Orlando: immagine della Polizia Penitenziaria andava tutelata. Il Ministro torna sulle dichiarazioni di Clemente Russo al Grande Fratello Vip

Il ministro della Giustizia commenta ancora il caso Clemente Russo: "Dovevo dire ai cittadini che la Polizia Penitenziaria in qualche modo non coincide con quell'immagine che veniva data".

Liquida così la questione Grande Fratello Vip il ministro della Giustizia, Andrea Orlando.

In un'intervista esclusiva che andrà in onda domani sera a Matrix (Canale 5, ore 23.30), il ministro della Giustizia Andrea Orlando spiega perché ha chiesto al Dipartimento dell'Amministrazione Penitenziaria di valutare i comportamenti di Clemente Russo, pugile in forza al gruppo sportivo delle Fiamme Azzurre, espulso lunedì scorso dalla casa del Grande Fratello Vip e finito sott’accusa per espressioni ritenute ingiuriose e rivelatrici di misoginia e omofobia.

"La Polizia Penitenziaria è la polizia delle garanzie, cioè quella che deve, da un lato tutelare la sicurezza dei cittadini, ma dall'altro anche garantire l'incolumità di chi è recluso", ha detto il Guardasigilli in un'intervista esclusiva a Nicola Porro, che andrà in onda domani sera aMatrix, "Ed è del tutto evidente che un'espressione come quella si addice poco a questo tipo di ruolo e di funzioni".

Commentando le confessioni di Stefano Bettarini, il pugile aveva detto che una donna che tradisce va uccisa.

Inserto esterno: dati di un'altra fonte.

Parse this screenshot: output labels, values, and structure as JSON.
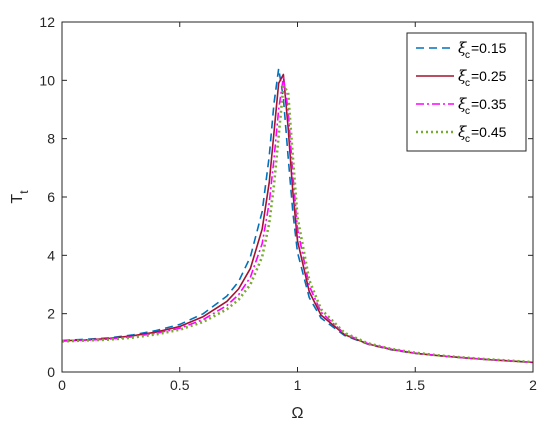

Dopo le polemiche scoppiate, Orlando aveva chiesto al Dipartimento dell'Amministrazione Penitenziaria di valutare i comportamenti dell'atleta, poi espulso dalla casa del Grande Fratello Vip.

"La cosa semplice era dire ai cittadini che la Polizia Penitenziaria in qualche modo non coincide con quell'immagine che veniva data", sottolinea Orlando, ricordando che mesi fa il Dipartimento dell'Amministrazione Penitenziaria "ha sanzionato dei poliziotti perché avevano inneggiato alla morte di un detenuto che era avvenuta all'interno di un carcere". "Eppure si trattava di un profilo Facebook, si trattava di una cosa che aveva assolutamente minor rilievo mediatico", spiega ora, "Siccome il caso Russo è una cosa di cui si discute e va nelle case di molti italiani, con un seguito significativo, mi pareva molto importante che, in qualche modo, questo messaggio arrivasse in modo tempestivo".